Sempre quis ser professor, me apaixonei pela Faculdade aos dezoito anos e desde então
dedico a vida às universidades públicas, gratuitas e de excelência brasileiras — e antes da
UFMG, fui professor substituto na Federal de Ouro Preto e professor adjunto na Federal
do Rio Grande do Norte. Desde novo, sempre tive gosto pelos colegiados universitários e
suas reuniões, às vezes insuportáveis para colegas menos abertos às questões coletivas ou às
diferenças tão ricas que temos dentro de nossas universidades (e, goste-se ou não das
quotas, elas aumentaram a fortuna da Academia e sua capilaridade social sem qualquer
decréscimo qualitativo — os “negacionistas” de décadas passadas já nem argumentam
mais).
Como me agradavam as reuniões e os colegiados — e são ambos inúmeros em qualquer
universidade pública, gerida democraticamente —, e eu era graduando em Direito,
juntaram-se a fome e a vontade de comer, e fui estudando, cada vez mais, os ordenamentos
básicos da UFMG, as portarias e pareceres do Conselho Federal (depois Nacional) da
Educação, acompanhei a tramitação da Lei de Diretrizes e Bases da Educação Brasileira,
estudei a história das universidades e do direito à educação, escrevi um Direito Constitucional
da Educação, participei de inúmeros projetos de inovação acadêmica… Talvez eu possa dizer,
já hoje no topo da carreira docente na melhor universidade federal brasileira, que de federal
eu entendo.
E nós estamos em greve. Não só os docentes, mas os técnicos e administrativos também.
Obviamente, não é uma greve ideológica contra o Governo Federal. Também não é uma
greve contra o Ministro da Educação, ou contra a Ministra da Gestão. A greve, do ponto de
vista conjuntural, em seus aspectos visíveis a olho nu, é um apelo desesperado de um
conjunto importante de servidores públicos, que vimos nosso poder de compra salarial
desabar em dez anos. E ao mesmo tempo vimos e vemos servidores públicos, de setores do
mesmo Poder “Executivo”, tendo seus vencimentos se multiplicando e muitas vezes
ultrapassando candidamente o teto constitucional. É um pedido de socorro de uma parcela
das classes, digamos, médias, que sofreu forte impacto em sua vida, consome menos do
que deveria — compra menos livros, até por não caberem em apartamentos menores, cada
vez menores. Professores sem livros. Essa é a consequência real da intransigência para com os
docentes e demais servidores das federais.
Há entretanto um aspecto estrutural, muito mais importante que os sensos gravíssimos da
hora, que nos levam à greve — e que poderia inclusive resolver, com imaginação
institucional, boa parte dos impasses da greve.
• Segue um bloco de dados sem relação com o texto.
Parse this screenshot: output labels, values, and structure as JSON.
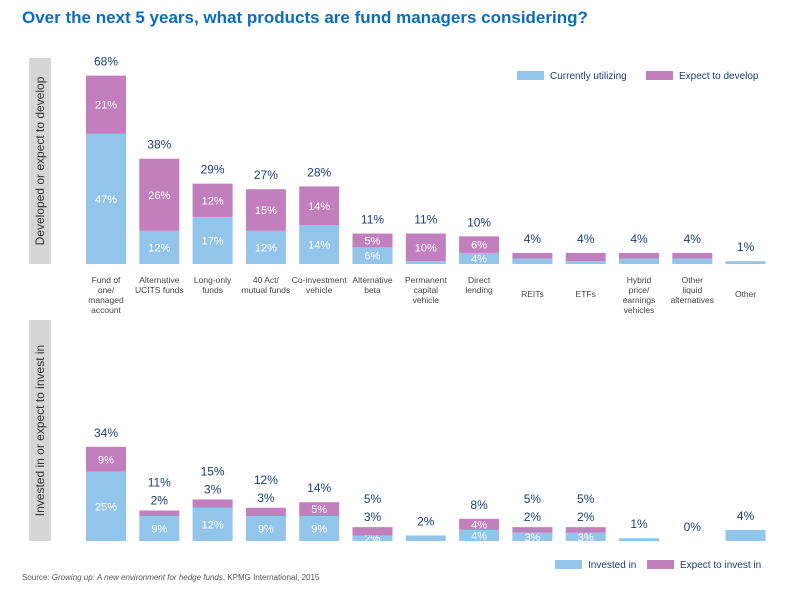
{
  "title": "Over the next 5 years, what products are fund managers considering?",
  "source": {
    "prefix": "Source: ",
    "work": "Growing up: A new environment for hedge funds",
    "suffix": ", KPMG International, 2015"
  },
  "colors": {
    "blue": "#92c5e9",
    "purple": "#c27fbe"
  },
  "chart_data": [
    {
      "type": "bar",
      "stacked": true,
      "ylabel": "Developed or expect to develop",
      "categories": [
        "Fund of one/ managed account",
        "Alternative UCITS funds",
        "Long-only funds",
        "40 Act/ mutual funds",
        "Co-investment vehicle",
        "Alternative beta",
        "Permanent capital vehicle",
        "Direct lending",
        "REITs",
        "ETFs",
        "Hybrid price/ earnings vehicles",
        "Other liquid alternatives",
        "Other"
      ],
      "category_lines": [
        [
          "Fund of",
          "one/",
          "managed",
          "account"
        ],
        [
          "Alternative",
          "UCITS funds"
        ],
        [
          "Long-only",
          "funds"
        ],
        [
          "40 Act/",
          "mutual funds"
        ],
        [
          "Co-investment",
          "vehicle"
        ],
        [
          "Alternative",
          "beta"
        ],
        [
          "Permanent",
          "capital",
          "vehicle"
        ],
        [
          "Direct",
          "lending"
        ],
        [
          "REITs"
        ],
        [
          "ETFs"
        ],
        [
          "Hybrid",
          "price/",
          "earnings",
          "vehicles"
        ],
        [
          "Other",
          "liquid",
          "alternatives"
        ],
        [
          "Other"
        ]
      ],
      "series": [
        {
          "name": "Currently utilizing",
          "values": [
            47,
            12,
            17,
            12,
            14,
            6,
            1,
            4,
            2,
            1,
            2,
            2,
            1
          ]
        },
        {
          "name": "Expect to develop",
          "values": [
            21,
            26,
            12,
            15,
            14,
            5,
            10,
            6,
            2,
            3,
            2,
            2,
            0
          ]
        }
      ],
      "series_labels": [
        [
          "47%",
          "12%",
          "17%",
          "12%",
          "14%",
          "6%",
          "",
          "4%",
          "",
          "",
          "",
          "",
          ""
        ],
        [
          "21%",
          "26%",
          "12%",
          "15%",
          "14%",
          "5%",
          "10%",
          "6%",
          "",
          "",
          "",
          "",
          ""
        ]
      ],
      "totals": [
        "68%",
        "38%",
        "29%",
        "27%",
        "28%",
        "11%",
        "11%",
        "10%",
        "4%",
        "4%",
        "4%",
        "4%",
        "1%"
      ],
      "legend": {
        "position": "top-right",
        "items": [
          "Currently utilizing",
          "Expect to develop"
        ]
      }
    },
    {
      "type": "bar",
      "stacked": true,
      "ylabel": "Invested in or expect to invest in",
      "series": [
        {
          "name": "Invested in",
          "values": [
            25,
            9,
            12,
            9,
            9,
            2,
            2,
            4,
            3,
            3,
            1,
            0,
            4
          ]
        },
        {
          "name": "Expect to invest in",
          "values": [
            9,
            2,
            3,
            3,
            5,
            3,
            0,
            4,
            2,
            2,
            0,
            0,
            0
          ]
        }
      ],
      "series_labels": [
        [
          "25%",
          "9%",
          "12%",
          "9%",
          "9%",
          "2%",
          "",
          "4%",
          "3%",
          "3%",
          "",
          "",
          ""
        ],
        [
          "9%",
          "",
          "",
          "",
          "5%",
          "",
          "",
          "4%",
          "",
          "",
          "",
          "",
          ""
        ]
      ],
      "above_labels": [
        "",
        "2%",
        "3%",
        "3%",
        "",
        "3%",
        "",
        "",
        "2%",
        "2%",
        "",
        "",
        ""
      ],
      "totals": [
        "34%",
        "11%",
        "15%",
        "12%",
        "14%",
        "5%",
        "2%",
        "8%",
        "5%",
        "5%",
        "1%",
        "0%",
        "4%"
      ],
      "legend": {
        "position": "bottom-right",
        "items": [
          "Invested in",
          "Expect to invest in"
        ]
      }
    }
  ]
}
As universidades federais, constitucionalmente autônomas, são voltadas ao ensino, à
pesquisa e extensão. No Brasil, onde ensino e até extensão são feitos por instituições
privadas, a pesquisa e a inovação seguem majoritariamente universitárias e
majoritariamente públicas.
Essa realidade deveríamos assumir, primeiro, como uma característica do arranjo produtivo
brasileiro (em que o capital privado, no agronegócio como na indústria, depende das
inovações que produzem as universidades públicas, com capital público — ou ao menos
deveria ser público).
Há uma segunda razão para assumir essa rara vocação das universidades públicas brasileiras
para a pesquisa: o séc. XXI será ainda mais dependente do desenvolvimento cientifico,
filosófico e tecnológico que os demais, por exigir permanente inovação. E não há ambiente
mais propício à inovação que uma universidade autônoma, onde a liberdade de pensamento
e de pesquisa encontram o infinito poder da criatividade.
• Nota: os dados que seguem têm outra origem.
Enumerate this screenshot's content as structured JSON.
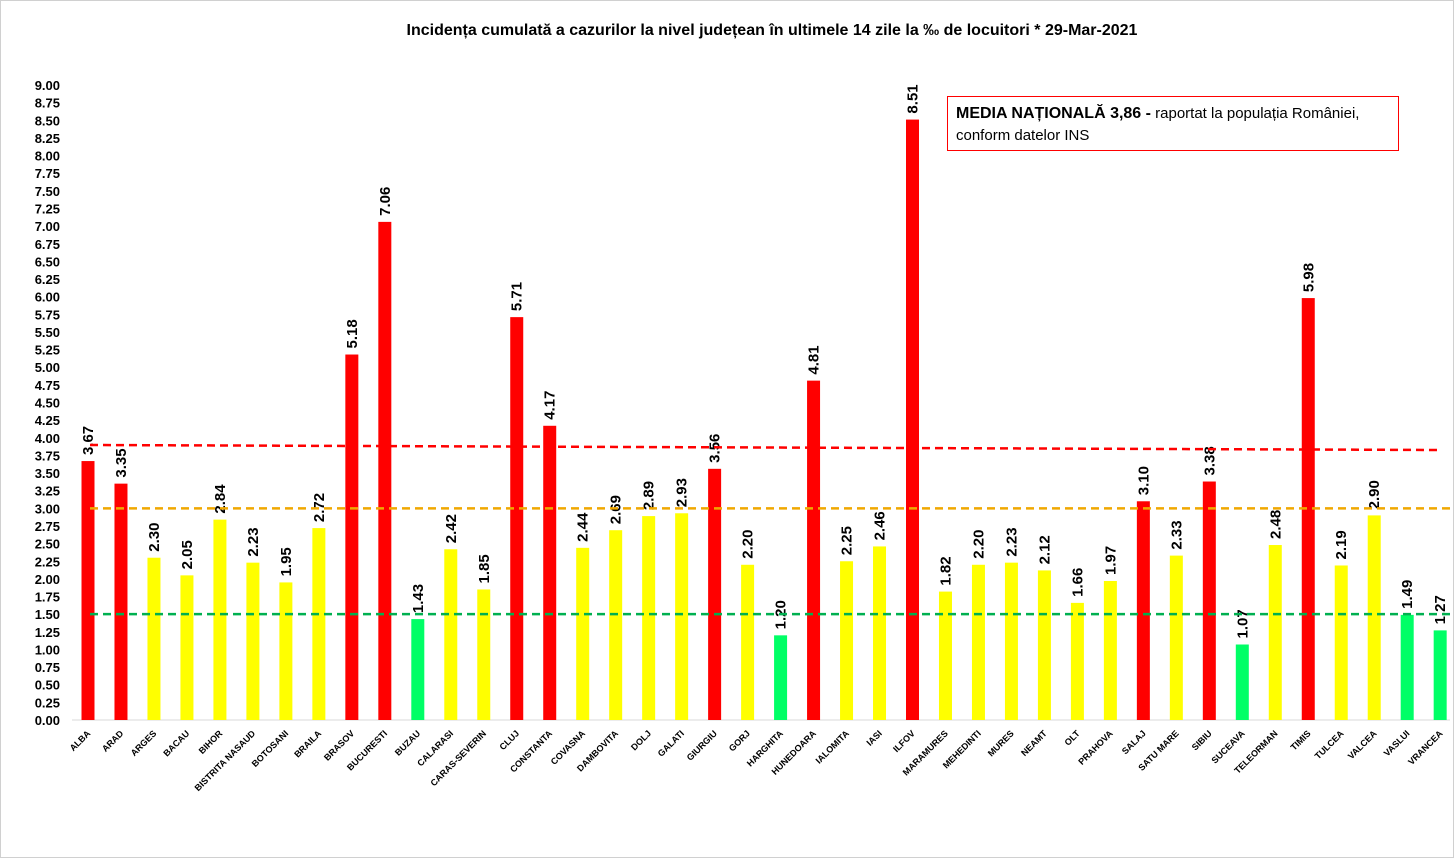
{
  "chart_data": {
    "type": "bar",
    "title": "Incidența cumulată a cazurilor la nivel județean în ultimele 14 zile la ‰ de locuitori *  29-Mar-2021",
    "xlabel": "",
    "ylabel": "",
    "ylim": [
      0,
      9
    ],
    "ytick_step": 0.25,
    "grid": false,
    "legend": "none",
    "categories": [
      "ALBA",
      "ARAD",
      "ARGES",
      "BACAU",
      "BIHOR",
      "BISTRITA NASAUD",
      "BOTOSANI",
      "BRAILA",
      "BRASOV",
      "BUCURESTI",
      "BUZAU",
      "CALARASI",
      "CARAS-SEVERIN",
      "CLUJ",
      "CONSTANTA",
      "COVASNA",
      "DAMBOVITA",
      "DOLJ",
      "GALATI",
      "GIURGIU",
      "GORJ",
      "HARGHITA",
      "HUNEDOARA",
      "IALOMITA",
      "IASI",
      "ILFOV",
      "MARAMURES",
      "MEHEDINTI",
      "MURES",
      "NEAMT",
      "OLT",
      "PRAHOVA",
      "SALAJ",
      "SATU MARE",
      "SIBIU",
      "SUCEAVA",
      "TELEORMAN",
      "TIMIS",
      "TULCEA",
      "VALCEA",
      "VASLUI",
      "VRANCEA"
    ],
    "values": [
      3.67,
      3.35,
      2.3,
      2.05,
      2.84,
      2.23,
      1.95,
      2.72,
      5.18,
      7.06,
      1.43,
      2.42,
      1.85,
      5.71,
      4.17,
      2.44,
      2.69,
      2.89,
      2.93,
      3.56,
      2.2,
      1.2,
      4.81,
      2.25,
      2.46,
      8.51,
      1.82,
      2.2,
      2.23,
      2.12,
      1.66,
      1.97,
      3.1,
      2.33,
      3.38,
      1.07,
      2.48,
      5.98,
      2.19,
      2.9,
      1.49,
      1.27
    ],
    "colors": {
      "high": "#ff0000",
      "medium": "#ffff00",
      "low": "#00ff66"
    },
    "thresholds": {
      "high_above": 3.0,
      "low_below": 1.5
    },
    "reference_lines": [
      {
        "value": 3.86,
        "color": "#ff0000"
      },
      {
        "value": 3.0,
        "color": "#f0a800"
      },
      {
        "value": 1.5,
        "color": "#00b050"
      }
    ],
    "annotation": {
      "bold": "MEDIA NAȚIONALĂ  3,86 -",
      "text": " raportat la populația României, conform datelor INS"
    }
  }
}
Por isso, talvez o mais grave problema estrutural que assola as universidades federais
brasileiras é estarem ainda vinculadas ao Ministério da Educação, algo que mascara o papel
universitário na Ciência do País e seu protagonismo na inovação, e já é anacrônico em
relação a muitos Estados que, sabiamente, possuem um Ministério de Estado para cuidar
de suas universidades ou as vinculam não a seus ministérios da educação, mas a seus
ministérios de ciência e tecnologia.
E o Brasil possui, já há décadas e décadas, seu hoje chamado Ministério da Ciência,
Tecnologia e Inovação (MCTI), a que se vinculam alguns dos mais importantes órgãos de
fomento à pesquisa do Brasil — como o Conselho Nacional de Desenvolvimento
Científico e Tecnológico, o CNPq, que me apoiou desde a graduação —, e que sempre teria
tido as mais apropriadas condições para lidar com as universidades federais.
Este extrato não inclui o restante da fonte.